“‘Wait a minute, my young hornet,’ says the captain—he wasn’t much more than a boy, himself,—’didn’t your master the Duke of Medina Coeli teach you better than to irritate a man on the deck of his own ship? Mine can sail two leagues to your one, and I’m just leaving for home, so, unless you would like to go with me, perhaps you will let this conversation end without any more pointed remarks. If I chose, you know, I could drop you overboard in sight of your men, to swim ashore. My guns would stave your longboat all to pieces. But I’ve stayed long enough to give the lads a chance to have a good meal and a bit of fun—nothing’s better than dancing, for the spirits, dad always said it was better than either fighting or dicing on shipboard. Before we part, though, I’m going to give you one piece of advice. Don’t stir up these coast natives too often. If you do, they’ll eat you. They use poisoned arrows in some of these parts, and there’s no cure for that but a red-hot iron.’
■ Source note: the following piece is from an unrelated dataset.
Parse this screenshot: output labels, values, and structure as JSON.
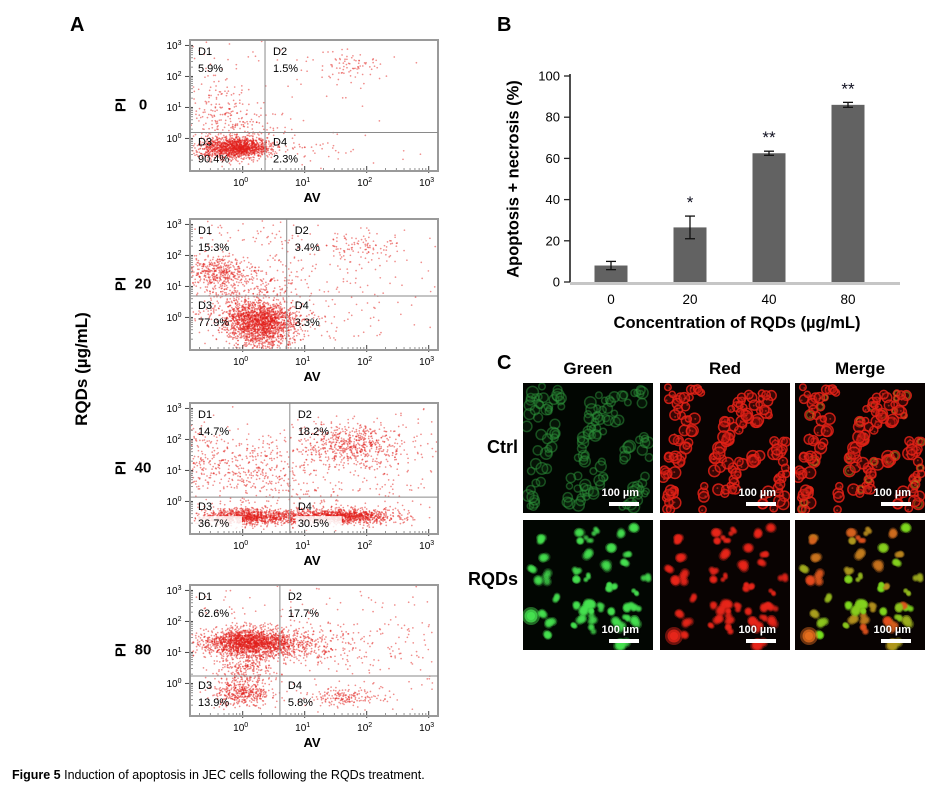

“The caballero’s temper is like gunpowder—it flashes up in a second, or not at all. He must ha’ seen that the captain meant him kindness. Anyway, he slips his sword back in the scabbard and says cool as you please,
“’Senor, pardon my hasty conclusion. You have of course a perfect right to look at the sky, and to dance, if that is your diversion. I should be extremely sorry to interfere with your departure. But you will understand that when a commander in the service of the sovereigns of Aragon and Castile finds intruders within their territory it is his duty to make it his affair. I thank you for your warning. Adios,’ and he makes a little stiff bow and goes over the side, me after him. I looked back just as I went over the rail, and the skipper was watching me, and I may be mistaken but I believe he winked. I tell you, our little captain can do things that would get him run through the body if he were any other man.”
Vespucci smiled thoughtfully. But this incident may have had something to do with his later decision to part company with Ojeda. Vespucci continued to explore the coast, and Ojeda sailed northward to the islands, where he kidnaped some Indians for slaves. When he returned to Cadiz the young adventurer found to his intense disgust that after all expenses were paid there remained but five hundred ducats to be divided among fifty-five men. This was all the more mortifying because, two months before, Pedro Alonso Nino, a captain of Palos, and Christoval Guerra of Seville, had come in from a trading voyage in the Indies with the richest cargo of gold and pearls ever seen in Cadiz.
Vespucci wrote his book some years later, and as it was the first popular account of the new Spanish possessions and was written in a lively and entertaining style it had a great reputation. It gave to the natives of the country the name which they have ever since borne—Indians. A German geographer who much admired the work suggested that an appropriate mark of appreciation would be to name the new continent America, after Vespucci, and this was done. Vespucci described all that he saw and some things of which he heard, using care and discretion, and if he suspected that the captain of the Bristol ship was Sebastian Cabot, later pilot-major of Spain, he did not say so.